# La Habra



## wuapinmon

Acabo de ver en el mapa una ciudad en el sur de California que se llama "La Habra."  No encuentro la palabra en el rae.es, ni tampoco acá, y me gustaría averiguar la etimología de la palabra porque no la reconozco.  

I just found a town in Southern California called "La Habra."  I can't find a definition for the word anywhere, including here, and I'd like to find out the etymology of the word because I don't recognize it.  

Thank you.


----------



## 03.1416

El origen del nombre de esta ciudad deriva de la palabra española *abra*. En castellano abra denomina a la abertura ancha y despejada que existe entre dos montañas.

Espero te sirva.

Saludos
AE


----------



## wuapinmon

03.1416 said:


> El origen del nombre de esta ciudad deriva de la palabra española *abra*. En castellano abra denomina a la abertura ancha y despejada que existe entre dos montañas.
> 
> Espero te sirva.
> 
> Saludos
> AE



AE, gracias.


----------



## Cenzontle

Y ¿por qué "La" y no "El" antes de la "a" tónica de "Habra"?


----------



## 03.1416

Son pocas exepciones a la regla, frecuentemente en palabras de origen extranjero

La habana  (Cuba)
La hamaca (origen arabe)
La harina (origen arabe)
La almohada (origen arabe)


----------



## Cenzontle

Pero me refiero a "el" antes de "a" *tónica*:
el agua, el águila, el hacha...
Tal vez se pueda comparar con otro nombre de lugar, La Haya (Holanda).  
Pero "abra", si se relaciona con "abrir", no es de origen extranjero.
(Tampoco lo es "harina", del latín "farīna"; y "hamaca" viene del taíno.)


----------



## CapnPrep

Cenzontle said:


> Pero "abra", si se relaciona con "abrir", no es de origen extranjero.
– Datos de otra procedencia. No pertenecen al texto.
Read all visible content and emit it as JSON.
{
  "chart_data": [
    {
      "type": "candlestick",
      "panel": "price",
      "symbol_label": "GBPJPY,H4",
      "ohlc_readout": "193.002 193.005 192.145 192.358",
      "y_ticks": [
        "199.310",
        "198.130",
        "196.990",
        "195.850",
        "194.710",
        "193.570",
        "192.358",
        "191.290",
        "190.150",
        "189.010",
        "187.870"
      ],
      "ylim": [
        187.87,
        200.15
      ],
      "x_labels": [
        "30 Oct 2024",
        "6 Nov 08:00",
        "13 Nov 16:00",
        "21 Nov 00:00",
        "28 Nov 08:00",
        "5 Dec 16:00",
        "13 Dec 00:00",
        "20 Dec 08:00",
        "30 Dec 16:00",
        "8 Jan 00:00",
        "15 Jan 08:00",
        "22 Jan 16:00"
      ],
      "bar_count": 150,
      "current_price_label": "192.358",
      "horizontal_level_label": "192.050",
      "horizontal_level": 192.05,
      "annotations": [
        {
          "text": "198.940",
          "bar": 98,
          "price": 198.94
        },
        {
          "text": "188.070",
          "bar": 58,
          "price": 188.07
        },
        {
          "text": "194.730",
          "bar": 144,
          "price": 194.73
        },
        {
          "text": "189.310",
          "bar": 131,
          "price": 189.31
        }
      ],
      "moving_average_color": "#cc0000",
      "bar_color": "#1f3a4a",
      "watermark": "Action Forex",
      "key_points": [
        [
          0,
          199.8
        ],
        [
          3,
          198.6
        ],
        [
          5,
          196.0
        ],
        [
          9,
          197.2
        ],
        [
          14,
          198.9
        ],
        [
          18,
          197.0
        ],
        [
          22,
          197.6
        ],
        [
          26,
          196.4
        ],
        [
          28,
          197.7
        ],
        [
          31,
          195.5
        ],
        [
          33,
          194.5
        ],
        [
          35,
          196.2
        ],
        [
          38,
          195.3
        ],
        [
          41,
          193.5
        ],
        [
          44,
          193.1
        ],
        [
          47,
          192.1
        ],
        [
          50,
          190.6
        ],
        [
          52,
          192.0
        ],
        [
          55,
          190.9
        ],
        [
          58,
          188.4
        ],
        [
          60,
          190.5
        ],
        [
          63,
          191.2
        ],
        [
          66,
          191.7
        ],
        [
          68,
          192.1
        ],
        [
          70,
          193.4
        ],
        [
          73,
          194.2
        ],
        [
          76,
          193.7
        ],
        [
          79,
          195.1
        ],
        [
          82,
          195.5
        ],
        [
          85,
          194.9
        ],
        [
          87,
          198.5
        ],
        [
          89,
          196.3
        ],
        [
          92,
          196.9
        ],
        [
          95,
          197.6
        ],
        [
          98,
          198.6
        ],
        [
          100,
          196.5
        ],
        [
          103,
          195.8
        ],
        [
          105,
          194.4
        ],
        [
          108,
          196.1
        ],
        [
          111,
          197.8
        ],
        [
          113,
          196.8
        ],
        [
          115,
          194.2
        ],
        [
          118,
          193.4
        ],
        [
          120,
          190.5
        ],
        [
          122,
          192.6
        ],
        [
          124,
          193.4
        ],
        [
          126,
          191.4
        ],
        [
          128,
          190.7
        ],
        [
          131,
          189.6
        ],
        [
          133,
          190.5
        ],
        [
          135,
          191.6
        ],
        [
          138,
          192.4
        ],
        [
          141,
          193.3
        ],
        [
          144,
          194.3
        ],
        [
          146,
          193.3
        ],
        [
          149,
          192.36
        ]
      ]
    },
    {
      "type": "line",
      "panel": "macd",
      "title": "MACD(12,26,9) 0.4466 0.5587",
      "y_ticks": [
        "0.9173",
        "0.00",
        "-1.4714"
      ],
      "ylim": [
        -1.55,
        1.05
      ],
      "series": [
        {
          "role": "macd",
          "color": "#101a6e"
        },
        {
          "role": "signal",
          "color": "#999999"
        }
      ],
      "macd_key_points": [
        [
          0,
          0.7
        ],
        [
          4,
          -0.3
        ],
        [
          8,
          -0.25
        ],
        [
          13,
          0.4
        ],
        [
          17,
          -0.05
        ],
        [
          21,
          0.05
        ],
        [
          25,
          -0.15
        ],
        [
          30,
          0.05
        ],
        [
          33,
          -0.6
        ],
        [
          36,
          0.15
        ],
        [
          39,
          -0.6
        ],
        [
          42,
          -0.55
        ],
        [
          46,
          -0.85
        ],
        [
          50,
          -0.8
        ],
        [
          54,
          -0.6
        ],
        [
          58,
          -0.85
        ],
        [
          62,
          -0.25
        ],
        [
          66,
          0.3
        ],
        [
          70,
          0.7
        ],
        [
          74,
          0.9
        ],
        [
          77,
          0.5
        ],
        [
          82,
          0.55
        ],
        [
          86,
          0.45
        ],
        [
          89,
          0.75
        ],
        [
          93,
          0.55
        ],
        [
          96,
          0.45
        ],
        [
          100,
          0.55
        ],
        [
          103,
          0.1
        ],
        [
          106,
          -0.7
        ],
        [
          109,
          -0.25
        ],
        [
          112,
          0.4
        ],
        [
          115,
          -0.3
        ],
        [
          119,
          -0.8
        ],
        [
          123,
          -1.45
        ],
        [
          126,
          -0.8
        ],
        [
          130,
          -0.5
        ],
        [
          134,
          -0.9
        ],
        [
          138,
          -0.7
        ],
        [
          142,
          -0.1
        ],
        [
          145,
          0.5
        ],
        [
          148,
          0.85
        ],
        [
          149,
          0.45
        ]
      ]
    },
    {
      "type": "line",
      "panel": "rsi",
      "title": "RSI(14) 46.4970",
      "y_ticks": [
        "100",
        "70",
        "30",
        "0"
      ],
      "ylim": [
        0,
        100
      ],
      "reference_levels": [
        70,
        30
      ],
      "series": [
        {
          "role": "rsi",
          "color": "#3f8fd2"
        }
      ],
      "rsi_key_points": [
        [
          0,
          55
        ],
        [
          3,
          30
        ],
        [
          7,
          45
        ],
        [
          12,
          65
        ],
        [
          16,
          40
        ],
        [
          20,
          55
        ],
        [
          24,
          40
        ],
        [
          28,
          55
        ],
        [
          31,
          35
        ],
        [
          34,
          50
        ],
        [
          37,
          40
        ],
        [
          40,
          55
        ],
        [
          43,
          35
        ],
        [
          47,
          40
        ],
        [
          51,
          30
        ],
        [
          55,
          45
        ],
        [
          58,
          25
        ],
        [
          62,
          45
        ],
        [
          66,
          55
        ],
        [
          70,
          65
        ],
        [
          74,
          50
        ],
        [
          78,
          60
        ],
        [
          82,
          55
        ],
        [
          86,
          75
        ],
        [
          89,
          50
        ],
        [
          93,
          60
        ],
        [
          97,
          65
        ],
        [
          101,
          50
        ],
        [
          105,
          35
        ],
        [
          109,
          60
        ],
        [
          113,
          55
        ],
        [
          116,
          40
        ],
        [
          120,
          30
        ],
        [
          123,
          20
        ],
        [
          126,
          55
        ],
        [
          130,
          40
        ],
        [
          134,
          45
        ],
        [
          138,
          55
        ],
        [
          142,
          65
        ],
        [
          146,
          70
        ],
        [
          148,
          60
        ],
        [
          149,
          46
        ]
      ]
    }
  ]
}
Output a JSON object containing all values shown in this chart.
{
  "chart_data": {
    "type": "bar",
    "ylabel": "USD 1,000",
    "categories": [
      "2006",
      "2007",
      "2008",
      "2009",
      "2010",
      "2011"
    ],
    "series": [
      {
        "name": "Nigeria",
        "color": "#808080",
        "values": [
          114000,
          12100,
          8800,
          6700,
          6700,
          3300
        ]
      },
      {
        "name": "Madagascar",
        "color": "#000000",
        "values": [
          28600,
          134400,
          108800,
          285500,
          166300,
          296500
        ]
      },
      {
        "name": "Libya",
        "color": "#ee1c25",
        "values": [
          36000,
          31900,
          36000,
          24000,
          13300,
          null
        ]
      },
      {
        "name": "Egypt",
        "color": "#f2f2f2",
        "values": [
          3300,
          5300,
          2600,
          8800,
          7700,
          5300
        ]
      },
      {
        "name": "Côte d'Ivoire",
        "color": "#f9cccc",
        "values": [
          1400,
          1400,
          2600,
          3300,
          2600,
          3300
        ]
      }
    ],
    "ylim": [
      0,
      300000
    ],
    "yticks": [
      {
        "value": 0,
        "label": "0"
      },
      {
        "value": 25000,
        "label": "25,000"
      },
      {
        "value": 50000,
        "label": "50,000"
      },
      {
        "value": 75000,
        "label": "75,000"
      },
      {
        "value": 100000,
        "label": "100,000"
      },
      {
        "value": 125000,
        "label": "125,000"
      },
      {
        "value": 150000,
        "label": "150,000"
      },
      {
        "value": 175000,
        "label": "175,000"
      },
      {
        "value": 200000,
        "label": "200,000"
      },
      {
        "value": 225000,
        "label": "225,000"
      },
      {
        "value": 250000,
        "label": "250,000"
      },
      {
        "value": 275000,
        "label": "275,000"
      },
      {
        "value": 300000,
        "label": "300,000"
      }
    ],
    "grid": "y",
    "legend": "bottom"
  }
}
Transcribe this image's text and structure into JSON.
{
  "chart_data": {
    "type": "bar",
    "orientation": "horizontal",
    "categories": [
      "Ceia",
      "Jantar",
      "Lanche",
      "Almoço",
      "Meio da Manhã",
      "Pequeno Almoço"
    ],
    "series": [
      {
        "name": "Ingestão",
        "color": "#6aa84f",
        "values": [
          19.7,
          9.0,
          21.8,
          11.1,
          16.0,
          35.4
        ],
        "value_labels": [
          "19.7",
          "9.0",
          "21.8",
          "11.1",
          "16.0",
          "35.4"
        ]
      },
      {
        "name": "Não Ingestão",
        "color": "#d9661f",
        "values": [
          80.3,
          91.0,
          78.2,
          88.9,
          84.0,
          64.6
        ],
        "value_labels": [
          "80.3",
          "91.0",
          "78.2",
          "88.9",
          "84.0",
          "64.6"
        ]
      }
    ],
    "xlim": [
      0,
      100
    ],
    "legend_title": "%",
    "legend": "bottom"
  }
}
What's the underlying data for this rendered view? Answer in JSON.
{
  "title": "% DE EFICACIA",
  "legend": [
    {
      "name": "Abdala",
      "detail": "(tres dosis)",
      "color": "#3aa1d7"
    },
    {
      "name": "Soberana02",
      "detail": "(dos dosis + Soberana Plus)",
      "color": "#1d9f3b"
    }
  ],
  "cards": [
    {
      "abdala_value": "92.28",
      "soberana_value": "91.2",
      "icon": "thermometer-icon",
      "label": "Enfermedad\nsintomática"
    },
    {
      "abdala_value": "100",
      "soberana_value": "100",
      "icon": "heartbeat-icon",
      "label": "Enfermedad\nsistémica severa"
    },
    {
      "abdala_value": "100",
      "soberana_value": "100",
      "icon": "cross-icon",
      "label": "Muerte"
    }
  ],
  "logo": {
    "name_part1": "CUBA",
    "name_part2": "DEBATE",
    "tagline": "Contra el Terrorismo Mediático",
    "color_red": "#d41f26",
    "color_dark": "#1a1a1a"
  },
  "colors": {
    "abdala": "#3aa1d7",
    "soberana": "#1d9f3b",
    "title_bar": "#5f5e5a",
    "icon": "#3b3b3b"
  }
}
Según el DRAE _abra_ se relaciona con el francés _havre_, de origen germánico.


----------



## Cenzontle

> Según el DRAE _abra_ se relaciona con el francés _havre, de origen germánico._


El _Breve diccionario_ de Corominas está de acuerdo: del francés, y eso del neerlandés medio _havene _'puerto'.  
Corominas continúa: "En América _abra_ tomó  por comparación el sentido de 'abertura entre dos montañas'."
(Y de ahí posiblemente la asociación con _abrir _y, por consecuencia, la pérdida de la "H-".)
Este último sentido será el de La Habra, California, que no está en la costa, sino entre colinas.
Entonces el topónimo de California, con su "h-", tal vez sea más etimológico que el sustantivo "abra" en español.
Y recuérdese el topónimo francés, Le Havre, cuya "H-" es excepcional (ya que no se reduce a " l'Havre ").
Estos dos datos—"La Habra", California, y "Le Havre", Francia—señalan la probabilidad de que hubiera en alguna época una "H-" pronunciada, aspirada.


----------



## Quiviscumque

Cenzontle said:


> Pero me refiero a "el" antes de "a" *tónica*:
> el agua, el águila, el hacha...



Tú mismo das una posible explicación: "habra" llevaba una "h" inicial; y la "h" se aspiraba en castellano en el s. XVI, por tanto esta regla no era aplicable. Aún hoy se oye a veces por mi tierra "la hambre", pronunciada con todas sus letras ("h" incluida). Esto se considera ruralismo o vulgarismo, pero en realidad es arcaísmo.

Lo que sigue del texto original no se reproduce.